CANTON, N.C. (From news reports) -- A highly-scrutinized and much-criticized stock sale by four Pactiv Evergreen corporate officials mere days before the announcement of the Canton mill closure was not a case of insider trading -- nor even a voluntary stock sale that the corporate officers profited from, according to further investigation of Securities and Exchange filings.
While the transactions were listed as stock sales in SEC reports, they weren't sales in the true sense of the word. Rather, the company reclaimed a portion of the stock shares previously awarded to the corporate officers -- who annually receive stock shares as part of their compensation package. The company withheld shares to cover tax obligations before releasing the rest of the vested shares to executives.
"The sales were automatically scheduled in advance by the company to cover legally required tax withholding and were not discretionary sales made by the executives," said Beth Kelly, communications director for Pactiv Evergreen. "The timing of these sales was based on the stock vesting date, which was established a year ago."
A review of additional SEC filings show that is indeed the case. Pactiv Evergreen dished out a boat load of stock to corporate execs on March 3, 2022 -- more than half a million shares worth.

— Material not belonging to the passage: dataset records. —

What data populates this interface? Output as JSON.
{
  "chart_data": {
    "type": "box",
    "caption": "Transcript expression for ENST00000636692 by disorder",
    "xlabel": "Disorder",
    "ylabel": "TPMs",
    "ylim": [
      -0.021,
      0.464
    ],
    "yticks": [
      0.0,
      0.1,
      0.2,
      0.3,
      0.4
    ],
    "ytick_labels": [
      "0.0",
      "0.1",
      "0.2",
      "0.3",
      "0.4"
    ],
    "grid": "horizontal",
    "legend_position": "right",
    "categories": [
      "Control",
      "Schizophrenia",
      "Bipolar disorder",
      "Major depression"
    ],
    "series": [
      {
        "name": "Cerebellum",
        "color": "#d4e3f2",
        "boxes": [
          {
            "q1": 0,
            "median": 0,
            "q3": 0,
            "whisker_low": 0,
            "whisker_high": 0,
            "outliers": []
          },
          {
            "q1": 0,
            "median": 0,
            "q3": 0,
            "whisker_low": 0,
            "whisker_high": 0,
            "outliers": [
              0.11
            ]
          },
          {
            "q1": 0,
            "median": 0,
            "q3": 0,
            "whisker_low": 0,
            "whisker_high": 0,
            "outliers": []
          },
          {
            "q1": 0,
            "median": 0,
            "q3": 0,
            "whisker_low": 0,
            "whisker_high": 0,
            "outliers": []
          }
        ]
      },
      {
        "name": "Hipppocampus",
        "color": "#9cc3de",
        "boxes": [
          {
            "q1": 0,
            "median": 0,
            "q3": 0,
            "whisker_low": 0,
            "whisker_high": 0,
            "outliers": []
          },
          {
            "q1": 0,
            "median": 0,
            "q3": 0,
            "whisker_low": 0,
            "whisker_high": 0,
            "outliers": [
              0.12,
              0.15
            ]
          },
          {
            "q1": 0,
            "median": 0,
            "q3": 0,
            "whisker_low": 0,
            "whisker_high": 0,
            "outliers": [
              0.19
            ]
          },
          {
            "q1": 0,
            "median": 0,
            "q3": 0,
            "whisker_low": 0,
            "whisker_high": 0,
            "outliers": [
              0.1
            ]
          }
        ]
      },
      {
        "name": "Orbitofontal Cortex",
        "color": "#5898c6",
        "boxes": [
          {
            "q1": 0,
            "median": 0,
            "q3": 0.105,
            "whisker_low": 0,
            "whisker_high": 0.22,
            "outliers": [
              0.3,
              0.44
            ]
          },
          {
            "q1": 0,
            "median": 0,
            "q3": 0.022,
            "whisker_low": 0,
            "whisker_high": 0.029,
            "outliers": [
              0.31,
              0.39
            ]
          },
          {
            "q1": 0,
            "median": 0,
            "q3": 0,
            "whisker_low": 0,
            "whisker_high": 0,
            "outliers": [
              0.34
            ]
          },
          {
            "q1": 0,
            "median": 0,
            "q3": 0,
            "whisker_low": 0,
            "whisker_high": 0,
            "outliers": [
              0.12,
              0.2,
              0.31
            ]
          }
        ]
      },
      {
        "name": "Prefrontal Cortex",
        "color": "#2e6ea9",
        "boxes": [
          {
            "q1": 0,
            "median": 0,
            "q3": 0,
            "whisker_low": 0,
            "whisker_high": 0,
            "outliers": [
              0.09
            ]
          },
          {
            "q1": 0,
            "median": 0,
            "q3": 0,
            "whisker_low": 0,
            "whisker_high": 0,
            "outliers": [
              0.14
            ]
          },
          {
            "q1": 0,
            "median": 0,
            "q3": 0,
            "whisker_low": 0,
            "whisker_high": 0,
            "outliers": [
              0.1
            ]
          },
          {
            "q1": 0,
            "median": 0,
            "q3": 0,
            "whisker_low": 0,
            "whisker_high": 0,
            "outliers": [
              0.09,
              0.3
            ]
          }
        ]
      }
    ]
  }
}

A portion of the shares were "restricted" until the vesting date of March 2, 2023.
"When employees' stock awards vest, the employees receive their shares, and the company must pay taxes on their behalf. To cover these taxes, the company usually withholds and cancels a portion of the shares owed to the employees for an amount equal to the taxes owed," Kelly said.
The vesting date triggers this transaction, which ends up being reported by the SEC as a sale, even through the shares are merely being reclaimed by the company to cover the execs' tax liability.
When that date rolled around one year later, however, it happened to come right before the closing of the mill was announced. That, in conjunction with the company's year-end financial report, prompted Pactiv Evergreen's stock to fall.
The optics were unfortunate: it appeared that top execs had sold off stock before the share prices fell based on insider knowledge.
The initial story on the stock sales noted that the transactions had been coded in SEC filings as "payment of tax liability by delivering or withholding securities."
However, allegations of insider trading allegations were already swirling in the community by then and Congressman Chuck Edwards had already called for an investigation.